For several years now, I've been noticing a phenomenon in the United States that didn't exist 30 years ago, when the purportedly work-ethic conservatives first got naked power. It's something called Ferragosto in Italy, or the closing down of nearly everything, traditionally in the middle of August, now extended throughout western Europe to the whole month.
One notices it in Washington when Congress gets ready to leave town for the month-long vacation no one else in the USA gets. No one, except the W Administration, of all the administrations I've watched clearly the laziest by far; they were major ferragostans.
Ferragosto comes from Feriae Augusti, or Feast of Augustus, as a fertility season of revelry and rest. It later was christianized to the 15th of August, feast of the Assumption of Mary (Catholic) or Dormition of the Theotokos (Orthodox), a religious holiday celebrated in the Early Church.

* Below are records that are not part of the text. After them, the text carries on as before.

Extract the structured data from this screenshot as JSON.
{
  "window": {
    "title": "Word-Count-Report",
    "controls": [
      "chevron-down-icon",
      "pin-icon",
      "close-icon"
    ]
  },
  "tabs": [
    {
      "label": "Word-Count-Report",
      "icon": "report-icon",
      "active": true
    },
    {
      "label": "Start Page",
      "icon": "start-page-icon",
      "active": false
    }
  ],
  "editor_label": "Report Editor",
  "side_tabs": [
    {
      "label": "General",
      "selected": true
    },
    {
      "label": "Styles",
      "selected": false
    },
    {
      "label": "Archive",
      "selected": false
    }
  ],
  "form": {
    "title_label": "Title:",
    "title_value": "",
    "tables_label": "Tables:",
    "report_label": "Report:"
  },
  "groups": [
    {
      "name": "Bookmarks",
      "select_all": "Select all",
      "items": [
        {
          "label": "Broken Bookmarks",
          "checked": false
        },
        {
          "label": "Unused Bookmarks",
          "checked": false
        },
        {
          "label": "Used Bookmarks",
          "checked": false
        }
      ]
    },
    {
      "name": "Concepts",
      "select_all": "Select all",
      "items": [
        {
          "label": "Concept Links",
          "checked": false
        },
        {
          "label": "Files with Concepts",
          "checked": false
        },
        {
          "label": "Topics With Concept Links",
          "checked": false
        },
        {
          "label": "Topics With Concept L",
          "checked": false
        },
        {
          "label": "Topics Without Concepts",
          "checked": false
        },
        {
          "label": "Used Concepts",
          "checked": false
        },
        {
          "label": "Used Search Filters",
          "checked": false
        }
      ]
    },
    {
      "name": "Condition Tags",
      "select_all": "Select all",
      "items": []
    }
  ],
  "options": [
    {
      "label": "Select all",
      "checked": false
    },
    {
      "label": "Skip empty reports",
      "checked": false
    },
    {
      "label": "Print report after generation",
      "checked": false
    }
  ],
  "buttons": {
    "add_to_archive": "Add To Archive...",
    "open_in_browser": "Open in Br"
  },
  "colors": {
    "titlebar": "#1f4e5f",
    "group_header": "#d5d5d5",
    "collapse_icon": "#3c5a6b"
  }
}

This is not merely a Mediterranean custom any more. Germans, the French and the Brits slow down to a crawl and, if they can afford it, fly off to Mayorca and the Spanish Costa del Sol.
Americans always used to work year-round, especially in the cities. New York City not only never sleeps, it never used to stop even in the genteel days without air-conditioning in which John Cheever wrote about life in the city.
No longer. Those who are not busy making or consuming methamphetamine in the once-great breadbasket of the central states -- and there aren't too many left who aren't -- are lazing in the sun or the mountains or in Europe or even unscrewing fire hydrants in the inner city.
Decline, like death, doesn't come with trumpets and the clanging of cymbals but with sopor in summer.